- DVD cover
- Directed by: Helma Sanders-Brahms
- Written by: Heinrich Giskes; Grischa Huber; Helma Sanders-Brahms;
- Produced by: Helma Sanders-Brahms; Eckart Stein;
- Narrated by: Helma Sanders-Brahms
- Cinematography: Thomas Mauch
- Edited by: Elfie Tillack
- Music by: Wolfgang Amadeus Mozart
- Production companies: Helma Sanders-Brahms Filmproduktion; ZDF;
- Release date: 14 January 1975;
- Running time: 106 minutes
- Country: Germany
- Language: German

= Under the Pavement Lies the Strand =

Under the Pavement Lies the Strand (Unter dem Pflaster ist der Strand) is a 1975 West German black and white drama film directed by Helma Sanders-Brahms. This low-budget film was her first feature film. Prior to making the film, Sanders-Brahms had little to no distinct contact with the women's rights movement.

==Plot==
The film deals with the aftermath of the 1968 student rebellions in Germany as experienced by two fervent participants. Though the country experienced sweeping reforms in the years following, two radicals-turned-successful Berlin stage actors and lovers grapple with their growing insignificance and the demands of adulthood. After a night of intense debate about the past and their future, the couple begins garnering support to fight a new abortion bill.
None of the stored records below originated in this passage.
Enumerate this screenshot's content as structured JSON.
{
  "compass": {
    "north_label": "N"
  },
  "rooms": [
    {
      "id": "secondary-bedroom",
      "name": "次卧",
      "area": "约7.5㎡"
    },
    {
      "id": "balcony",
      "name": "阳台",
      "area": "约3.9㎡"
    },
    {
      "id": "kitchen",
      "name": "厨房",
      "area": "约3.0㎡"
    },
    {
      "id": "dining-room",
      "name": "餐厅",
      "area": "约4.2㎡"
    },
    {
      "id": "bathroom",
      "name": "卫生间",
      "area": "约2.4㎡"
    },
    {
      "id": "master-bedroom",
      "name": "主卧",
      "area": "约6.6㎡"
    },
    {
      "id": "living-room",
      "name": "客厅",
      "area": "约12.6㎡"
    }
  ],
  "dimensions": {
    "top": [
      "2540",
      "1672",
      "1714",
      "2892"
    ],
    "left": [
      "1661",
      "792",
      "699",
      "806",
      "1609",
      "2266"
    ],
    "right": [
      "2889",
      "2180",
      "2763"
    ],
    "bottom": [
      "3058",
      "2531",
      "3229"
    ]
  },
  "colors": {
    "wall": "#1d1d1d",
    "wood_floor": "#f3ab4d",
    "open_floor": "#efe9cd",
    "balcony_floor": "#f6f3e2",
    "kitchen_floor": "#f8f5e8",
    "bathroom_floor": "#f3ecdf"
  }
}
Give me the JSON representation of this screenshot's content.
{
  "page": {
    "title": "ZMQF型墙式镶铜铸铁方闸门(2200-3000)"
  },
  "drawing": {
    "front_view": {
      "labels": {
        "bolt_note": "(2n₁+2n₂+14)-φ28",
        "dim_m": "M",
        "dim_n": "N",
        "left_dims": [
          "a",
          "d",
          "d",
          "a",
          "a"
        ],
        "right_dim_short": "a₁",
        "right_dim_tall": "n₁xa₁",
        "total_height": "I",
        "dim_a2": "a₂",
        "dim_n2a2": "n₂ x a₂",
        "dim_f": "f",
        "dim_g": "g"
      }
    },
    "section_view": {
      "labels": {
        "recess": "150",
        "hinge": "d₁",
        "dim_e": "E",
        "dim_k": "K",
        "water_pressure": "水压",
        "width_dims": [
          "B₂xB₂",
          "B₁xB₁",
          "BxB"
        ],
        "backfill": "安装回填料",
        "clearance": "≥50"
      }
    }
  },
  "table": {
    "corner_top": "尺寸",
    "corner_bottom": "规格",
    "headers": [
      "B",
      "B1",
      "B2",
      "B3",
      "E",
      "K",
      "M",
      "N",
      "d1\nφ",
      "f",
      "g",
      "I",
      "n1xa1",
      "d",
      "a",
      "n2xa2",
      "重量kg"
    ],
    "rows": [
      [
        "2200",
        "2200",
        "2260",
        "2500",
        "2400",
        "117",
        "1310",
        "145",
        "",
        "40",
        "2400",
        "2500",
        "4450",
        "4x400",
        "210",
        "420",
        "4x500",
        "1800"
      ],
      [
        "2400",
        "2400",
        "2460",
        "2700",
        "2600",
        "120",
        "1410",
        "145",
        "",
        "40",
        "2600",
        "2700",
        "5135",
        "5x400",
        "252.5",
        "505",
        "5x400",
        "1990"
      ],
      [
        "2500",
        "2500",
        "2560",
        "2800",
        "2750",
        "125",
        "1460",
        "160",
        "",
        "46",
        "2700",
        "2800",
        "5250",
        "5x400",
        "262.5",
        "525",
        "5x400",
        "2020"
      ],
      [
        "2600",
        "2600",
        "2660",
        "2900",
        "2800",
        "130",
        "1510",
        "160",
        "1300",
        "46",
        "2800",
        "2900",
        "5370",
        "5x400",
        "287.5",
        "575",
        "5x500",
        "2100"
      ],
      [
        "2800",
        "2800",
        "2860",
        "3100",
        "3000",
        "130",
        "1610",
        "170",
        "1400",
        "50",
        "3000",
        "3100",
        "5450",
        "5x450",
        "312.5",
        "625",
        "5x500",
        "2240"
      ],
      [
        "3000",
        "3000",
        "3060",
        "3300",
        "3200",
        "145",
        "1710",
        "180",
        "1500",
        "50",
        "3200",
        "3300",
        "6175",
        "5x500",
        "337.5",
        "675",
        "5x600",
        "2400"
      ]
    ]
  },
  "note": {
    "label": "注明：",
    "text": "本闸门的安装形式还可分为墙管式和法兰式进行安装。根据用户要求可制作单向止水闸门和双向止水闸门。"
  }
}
However, their rekindled zeal is complicated by an unexpected pregnancy.

==Cast==
- Grischa Huber as Grischa
- Heinrich Giskes as Heinrich
- Ursula von Berg as Berlin Woman
- Gesine Strempel as Berlin Woman
- Traute Klier-Siebert as Berlin Woman
- Barbara Finkenstädt as Berlin Woman
- Heinz Hoenig
- Günter Lampe

==Release==
The film was released on DVD by Facets Multi-Media in 2008.

==Reception==
Wendy Ellen Everett and Axel Goodbody, editors of Revisiting Space: Space and Place in European Cinema, said that it "became a cult film in the German feminist movement." The film's main actress and actor won the Deutscher Filmpreis (Filmband in Gold) in 1975 and it was called one of Sanders-Brahms' best films by Salon critic Andrew O'Hehir. PopMatters critic Stuart Henderson referred to the film as a "revelation" and "fascinating and important film." The Philadelphia City Paper stated that the film was "hailed as a cult film for the feminist movement."